Pyruvate carboxylase (PC) deficiency is a spectrum of rare autosomal recessive disorders that can have significant metabolic consequences. Decreases of PC activity limits utilization of lactate and alanine for anaplerotic and synthetic fluxes. PC deficiency can lead to hypoglycemia, lactic acidosis, and hyperammonemia. Patients can develop central nervous system disease (via glial damage and demyelination leading to hydrocephalus), hepatotoxicity and insulinopenia. The latter can result in hypertriglyceridemia, though not a hallmark of PC deficiency. Metabolic supplements help overcome defects by providing key moieties for PC function (e.g. biotin), promoting ammonia clearance (via carglumic acid), or providing substrates that are utilized independently of PC (e.g. aspartate, citrate, glutamine, and arginine). We present a case of mosaic type A PC deficiency to bring awareness to this disorder.

Case Description:

The patient was evaluated at age 21 with many complications related to PC deficiency, including recurrent VP shunt infections, leading to emergent abdominal surgery for peritonitis, shunt erosion of his sigmoid colon leading to sigmoidectomy and G/J tube placement. He was born at 38-weeks gestation with hydrocephalus, excessive sleepiness and hypotonia. He developed seizures and underwent placement of a VP shunt at age 2 to treat hydrocephalus, reducing his seizure frequency. By age 8 he had developmental delay, hepatotoxicity, bouts of lactic acidosis, and hypoglycemia. Genetics evaluated him and suspected PC deficiency. A skin fibroblast biopsy revealed 10% of expected PC function leading to a diagnosis of mosaic type A PC deficiency. He began treatment with carglumic acid, citrate, aspartic acid, biotin, arginine, and glutamine. At this admission, he presented with abdominal pain due to pancreatitis with hypertriglyceridemia of 2,529 mg/dL and chronic hyperammonemia. Due to abnormal bowel anatomy and significant illness, TPN was started. He was treated with hyperinsulinemic-euglycemic clamp which reduced triglycerides to 1,345 mg/dL. Endocrinology was consulted late in his course and recommended reduction of TPN, D5W and insulin via euglycemic clamp. His triglycerides decreased to 701 mg/dL and he was discharged. 2 weeks later he presented to the hospital with abdominal pain, and vomiting. Rifaximin was started for known pancreatitis. He developed sepsis, and worsening acidosis which led to PEA arrest. Pressors were initiated, enteral access was lost, and he was intubated.

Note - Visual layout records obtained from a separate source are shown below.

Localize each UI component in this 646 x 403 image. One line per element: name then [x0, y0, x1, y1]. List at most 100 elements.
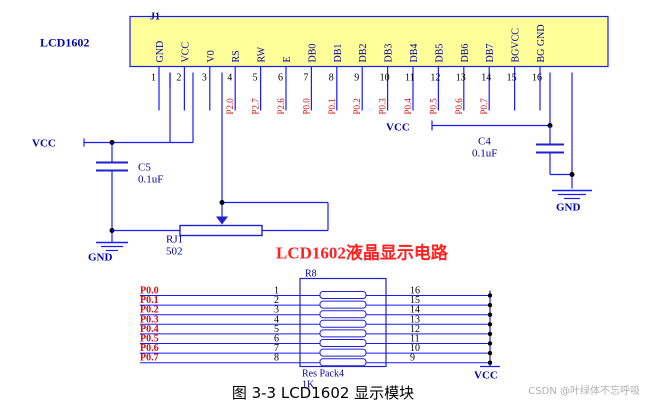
- r8-row: P0.1 2 15: [140, 295, 493, 309]
- j1-pin: V03: [202, 50, 217, 111]
- pin-number-label: 14: [481, 73, 491, 84]
- pin-name-label: DB2: [358, 44, 369, 63]
- r8-part: Res Pack4: [302, 369, 344, 380]
- vcc-right-label: VCC: [386, 122, 410, 134]
- j1-pin: RW 5P2.7: [251, 46, 268, 114]
- junction-dot: [487, 360, 493, 365]
- r8-right-pin: 14: [410, 305, 420, 316]
- j1-pin: GND 1: [151, 41, 166, 111]
- pin-number-label: 6: [278, 73, 283, 84]
- vcc-left-label: VCC: [32, 138, 56, 150]
- pin-net-label: P0.0: [301, 98, 311, 115]
- r8-resistor-element: [319, 291, 367, 299]
- r8-resistor-element: [319, 339, 367, 347]
- rj1-ref: RJ1: [166, 234, 183, 246]
- pin-name-label: DB0: [307, 44, 318, 63]
- junction-dot: [487, 312, 493, 317]
- pin-name-label: GND: [155, 41, 166, 63]
- pin-name-label: DB4: [409, 44, 420, 63]
- j1-pin: BG GND 16: [532, 24, 547, 111]
- junction-dot: [487, 293, 493, 298]
- r8-left-pin: 7: [274, 343, 279, 354]
- r8-right-pin: 15: [410, 295, 420, 306]
- r8-right-pin: 11: [410, 334, 420, 345]
- c4-ref: C4: [478, 136, 491, 148]
- j1-connector: J1 LCD1602: [40, 12, 609, 68]
- r8-row: P0.0 1 16: [140, 286, 493, 299]
- pin-net-label: P0.2: [352, 98, 362, 114]
- pin-net-label: P0.6: [454, 98, 464, 115]
- r8-resistor-element: [319, 348, 367, 357]
- pin-number-label: 16: [532, 73, 542, 84]
- c5-value: 0.1uF: [138, 174, 163, 186]
- wiper-arrow: [216, 216, 228, 225]
- junction-dot: [487, 331, 493, 337]
- rj1-body: [179, 224, 263, 237]
- gnd-right-label: GND: [556, 202, 581, 214]
- pin-number-label: 2: [176, 73, 181, 84]
- r8-value: 1K: [302, 380, 315, 391]
- pin-net-label: P0.1: [327, 98, 337, 114]
- pin-net-label: P0.5: [428, 98, 438, 115]
- j1-body: [129, 15, 609, 68]
- pin-net-label: P0.4: [403, 98, 413, 115]
- r8-net-label: P0.5: [140, 334, 159, 345]
- pin-net-label: P2.7: [251, 98, 261, 115]
- pin-number-label: 5: [253, 73, 258, 84]
- r8-left-pin: 2: [274, 295, 279, 306]
- r8-net-label: P0.1: [140, 295, 159, 306]
- r8-left-pin: 6: [274, 334, 279, 345]
- r8-left-pin: 4: [274, 314, 279, 325]
- pin-net-label: P0.7: [479, 98, 489, 115]
- pin-number-label: 1: [151, 73, 156, 84]
- rj1-potentiometer: RJ1 502: [166, 72, 329, 258]
- pin-net-label: P0.3: [378, 98, 388, 115]
- pin-name-label: VCC: [180, 42, 191, 63]
- r8-row: P0.3 4 13: [140, 314, 493, 328]
- c4-value: 0.1uF: [472, 148, 497, 160]
- pin-name-label: DB7: [485, 44, 496, 63]
- r8-right-pin: 16: [410, 286, 420, 297]
- pin-name-label: RS: [231, 50, 242, 62]
- junction-dot: [569, 172, 575, 177]
- r8-net-label: P0.3: [140, 314, 159, 325]
- r8-left-pin: 1: [274, 286, 279, 297]
- pin-number-label: 11: [405, 73, 415, 84]
- junction-dot: [487, 341, 493, 346]
- rj1-value: 502: [166, 246, 183, 258]
- r8-row: P0.5 6 11: [140, 334, 493, 347]
- r8-left-pin: 3: [274, 305, 279, 316]
- r8-right-pin: 12: [410, 324, 420, 335]
- watermark: CSDN @叶绿体不忘呼吸: [528, 386, 640, 397]
- r8-net-label: P0.0: [140, 286, 159, 297]
- pin-name-label: RW: [257, 46, 268, 62]
- r8-net-label: P0.6: [140, 343, 159, 354]
- right-power-section: VCC C4 0.1uF GND: [386, 72, 592, 214]
- circuit-heading: LCD1602液晶显示电路: [276, 243, 449, 263]
- r8-resistor-element: [319, 319, 367, 328]
- pin-net-label: P2.0: [225, 98, 235, 115]
- pin-number-label: 12: [430, 73, 440, 84]
- pin-name-label: BG GND: [536, 24, 547, 62]
- j1-pin: E 6P2.6: [276, 56, 293, 114]
- j1-ref: J1: [150, 12, 160, 23]
- junction-dot: [487, 350, 493, 356]
- pin-name-label: E: [282, 56, 293, 62]
- r8-right-pin: 13: [410, 314, 420, 325]
- pin-net-label: P2.6: [276, 98, 286, 115]
- figure-caption: 图 3-3 LCD1602 显示模块: [231, 384, 415, 402]
- pin-number-label: 13: [456, 73, 466, 84]
- r8-ref: R8: [305, 269, 317, 280]
- pin-name-label: BGVCC: [511, 28, 522, 63]
- r8-left-pin: 8: [274, 353, 279, 364]
- pin-number-label: 4: [227, 73, 232, 84]
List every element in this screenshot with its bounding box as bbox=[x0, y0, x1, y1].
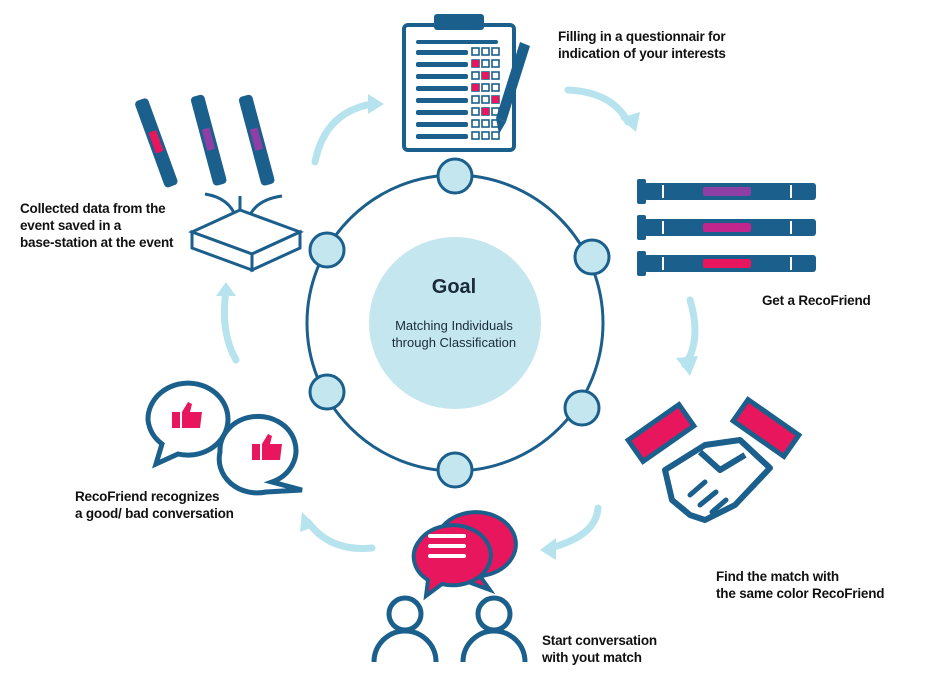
arrow-5-icon bbox=[304, 518, 376, 552]
step-label-start-conversation: Start conversation with yout match bbox=[542, 633, 657, 665]
ring-node bbox=[308, 231, 346, 269]
step-label-find-match: Find the match with the same color RecoF… bbox=[716, 569, 885, 601]
base-station-icon bbox=[135, 94, 304, 273]
ring-node bbox=[308, 373, 346, 411]
arrow-6-icon bbox=[220, 286, 240, 364]
step-label-collect-data: Collected data from the event saved in a… bbox=[20, 201, 174, 250]
goal-subtitle-line2: through Classification bbox=[391, 335, 517, 350]
wristbands-icon bbox=[637, 179, 816, 276]
goal-title: Goal bbox=[431, 276, 477, 298]
pen-icon bbox=[496, 42, 530, 134]
handshake-icon bbox=[624, 396, 803, 523]
ring-node bbox=[436, 451, 474, 489]
ring-node bbox=[573, 238, 611, 276]
clipboard-icon bbox=[402, 14, 530, 152]
arrow-3-icon bbox=[681, 296, 699, 369]
ring-node bbox=[563, 389, 601, 427]
step-label-questionnaire: Filling in a questionnair for indication… bbox=[558, 29, 726, 61]
arrow-1-icon bbox=[311, 100, 376, 166]
step-label-get-recofriend: Get a RecoFriend bbox=[762, 293, 871, 308]
ring-nodes bbox=[308, 157, 611, 489]
arrow-4-icon bbox=[546, 504, 602, 552]
goal-subtitle-line1: Matching Individuals bbox=[395, 318, 513, 333]
conversation-people-icon bbox=[371, 510, 528, 663]
thumbs-up-bubbles-icon bbox=[145, 380, 303, 496]
step-label-recognize-conversation: RecoFriend recognizes a good/ bad conver… bbox=[75, 489, 234, 521]
ring-node bbox=[436, 157, 474, 195]
arrow-2-icon bbox=[564, 86, 632, 126]
goal-subtitle: Matching Individuals through Classificat… bbox=[364, 317, 544, 351]
goal-circle bbox=[369, 237, 541, 409]
arrow-heads bbox=[216, 94, 698, 560]
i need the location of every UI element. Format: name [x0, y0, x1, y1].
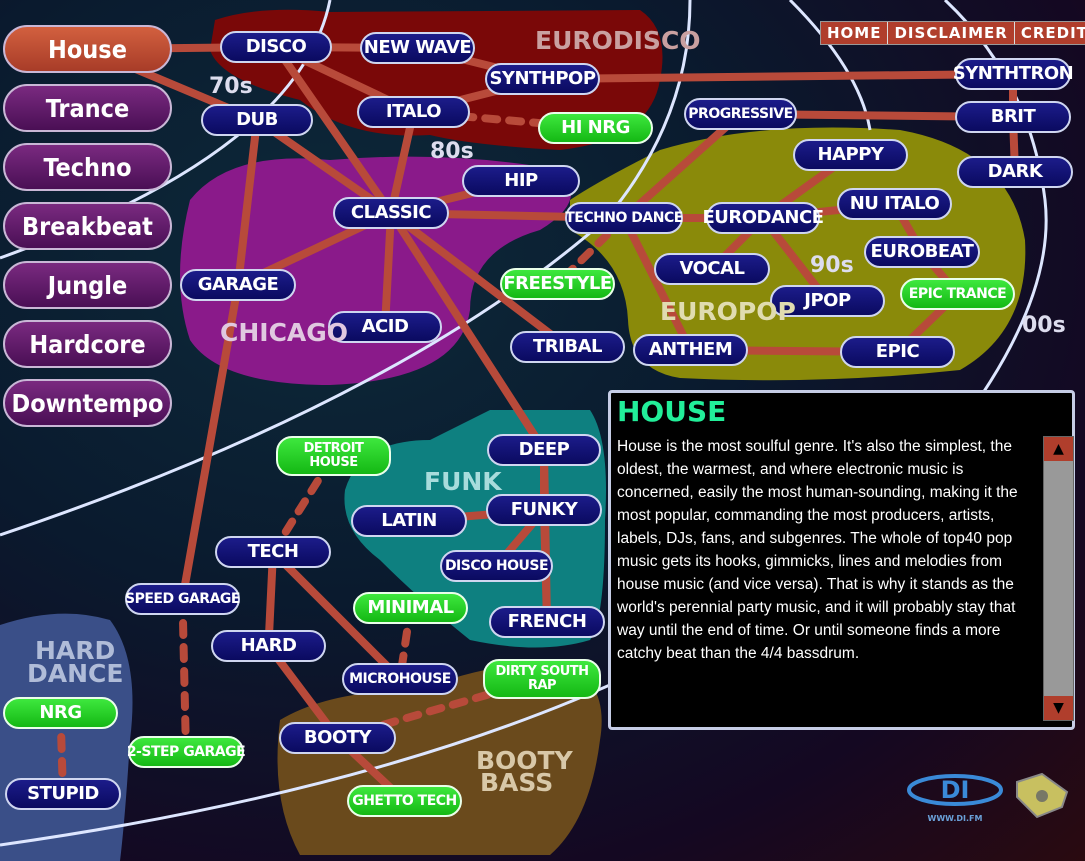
genre-node-discohouse[interactable]: DISCO HOUSE [440, 550, 553, 582]
genre-node-twostep[interactable]: 2-STEP GARAGE [127, 736, 246, 768]
satellite-icon [1016, 772, 1069, 819]
genre-node-french[interactable]: FRENCH [489, 606, 605, 638]
link-deep-french [540, 446, 551, 626]
genre-node-italo[interactable]: ITALO [357, 96, 470, 128]
region-label-booty-bass-2: BASS [480, 768, 554, 797]
di-url: WWW.DI.FM [927, 814, 983, 823]
menu-item-downtempo[interactable]: Downtempo [3, 379, 172, 427]
genre-node-garage[interactable]: GARAGE [180, 269, 296, 301]
genre-node-deep[interactable]: DEEP [487, 434, 601, 466]
genre-node-dub[interactable]: DUB [201, 104, 313, 136]
genre-node-anthem[interactable]: ANTHEM [633, 334, 748, 366]
scrollbar[interactable]: ▲ ▼ [1043, 436, 1074, 721]
link-synthpop-synthtron [538, 70, 1017, 83]
nav-home[interactable]: HOME [821, 22, 889, 44]
genre-node-synthtron[interactable]: SYNTHTRON [953, 58, 1074, 90]
genre-node-technodance[interactable]: TECHNO DANCE [565, 202, 683, 234]
genre-node-funky[interactable]: FUNKY [486, 494, 602, 526]
genre-node-eurodance[interactable]: EURODANCE [702, 202, 824, 234]
genre-node-vocal[interactable]: VOCAL [654, 253, 770, 285]
genre-node-classic[interactable]: CLASSIC [333, 197, 449, 229]
genre-node-hinrg[interactable]: HI NRG [538, 112, 653, 144]
genre-node-hip[interactable]: HIP [462, 165, 580, 197]
genre-node-nuitalo[interactable]: NU ITALO [837, 188, 952, 220]
link-technodance-anthem [620, 214, 695, 354]
genre-node-acid[interactable]: ACID [328, 311, 442, 343]
di-logo-icon: DI [907, 774, 1003, 806]
menu-item-breakbeat[interactable]: Breakbeat [3, 202, 172, 250]
menu-item-techno[interactable]: Techno [3, 143, 172, 191]
link-classic-tribal [387, 209, 572, 351]
era-label-70s: 70s [209, 74, 253, 99]
di-logo[interactable]: DI WWW.DI.FM [905, 768, 1005, 823]
genre-node-epic[interactable]: EPIC [840, 336, 955, 368]
genre-node-synthpop[interactable]: SYNTHPOP [485, 63, 600, 95]
genre-node-hard[interactable]: HARD [211, 630, 326, 662]
menu-item-trance[interactable]: Trance [3, 84, 172, 132]
era-label-90s: 90s [810, 253, 854, 278]
genre-node-tribal[interactable]: TRIBAL [510, 331, 625, 363]
genre-node-latin[interactable]: LATIN [351, 505, 467, 537]
genre-node-tech[interactable]: TECH [215, 536, 331, 568]
region-label-booty-bass-1: BOOTY [476, 746, 573, 775]
genre-info-panel: HOUSE House is the most soulful genre. I… [608, 390, 1075, 730]
menu-item-jungle[interactable]: Jungle [3, 261, 172, 309]
genre-node-jpop[interactable]: JPOP [770, 285, 885, 317]
menu-item-house[interactable]: House [3, 25, 172, 73]
link-technodance-progressive [620, 110, 745, 222]
menu-item-hardcore[interactable]: Hardcore [3, 320, 172, 368]
link-garage-speedgarage [178, 281, 242, 603]
genre-node-ghetto[interactable]: GHETTO TECH [347, 785, 462, 817]
link-italo-classic [387, 108, 418, 217]
genre-node-dark[interactable]: DARK [957, 156, 1073, 188]
nav-credits[interactable]: CREDITS [1014, 22, 1085, 44]
region-label-chicago: CHICAGO [220, 318, 349, 347]
genre-node-detroit[interactable]: DETROIT HOUSE [276, 436, 391, 476]
link-speedgarage-twostep [178, 595, 190, 756]
genre-node-newwave[interactable]: NEW WAVE [360, 32, 475, 64]
region-label-eurodisco: EURODISCO [535, 26, 701, 55]
svg-text:DI: DI [941, 776, 970, 804]
genre-node-speedgarage[interactable]: SPEED GARAGE [125, 583, 240, 615]
genre-description: House is the most soulful genre. It's al… [617, 438, 1018, 662]
genre-node-eurobeat[interactable]: EUROBEAT [864, 236, 980, 268]
region-label-hard-dance-2: DANCE [27, 659, 124, 688]
region-label-funk: FUNK [424, 467, 502, 496]
genre-node-microhouse[interactable]: MICROHOUSE [342, 663, 458, 695]
genre-node-epictrance[interactable]: EPIC TRANCE [900, 278, 1015, 310]
genre-node-progressive[interactable]: PROGRESSIVE [684, 98, 797, 130]
genre-node-stupid[interactable]: STUPID [5, 778, 121, 810]
genre-title: HOUSE [617, 395, 727, 428]
link-disco-classic [272, 43, 395, 217]
region-label-europop: EUROPOP [660, 297, 796, 326]
genre-node-dirtysouth[interactable]: DIRTY SOUTH RAP [483, 659, 601, 699]
genre-node-brit[interactable]: BRIT [955, 101, 1071, 133]
scroll-up-icon[interactable]: ▲ [1044, 437, 1073, 461]
genre-node-freestyle[interactable]: FREESTYLE [500, 268, 615, 300]
genre-node-nrg[interactable]: NRG [3, 697, 118, 729]
link-dub-garage [234, 116, 261, 289]
link-tech-microhouse [269, 548, 404, 683]
scroll-down-icon[interactable]: ▼ [1044, 696, 1073, 720]
nav-disclaimer[interactable]: DISCLAIMER [888, 22, 1015, 44]
genre-node-happy[interactable]: HAPPY [793, 139, 908, 171]
link-classic-acid [381, 209, 395, 331]
genre-node-minimal[interactable]: MINIMAL [353, 592, 468, 624]
genre-node-disco[interactable]: DISCO [220, 31, 332, 63]
era-label-00s: 00s [1022, 313, 1066, 338]
top-nav: HOME DISCLAIMER CREDITS [820, 21, 1085, 45]
era-label-80s: 80s [430, 139, 474, 164]
genre-node-booty[interactable]: BOOTY [279, 722, 396, 754]
link-classic-deep [387, 209, 548, 454]
region-label-hard-dance-1: HARD [35, 636, 116, 665]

He was made comfort measures only and passed away.

Discussion:

PC deficiency is a rare disorder that can have devastating metabolic consequences. Diagnosis includes identifying clinical features, analysis of pyruvate, lactate, amino acids, and genetic testing via skin fibroblast or DNA testing. Treatments include improving activity of the urea and TCA cycles while bypassing abnormalities caused by PC deficiency. Liver transplantation may treat metabolic abnormalities with no effect on neurologic disease. In the future gene therapy may be an option. Life expectancy varies with disease severity, though few type A patients survive into adulthood.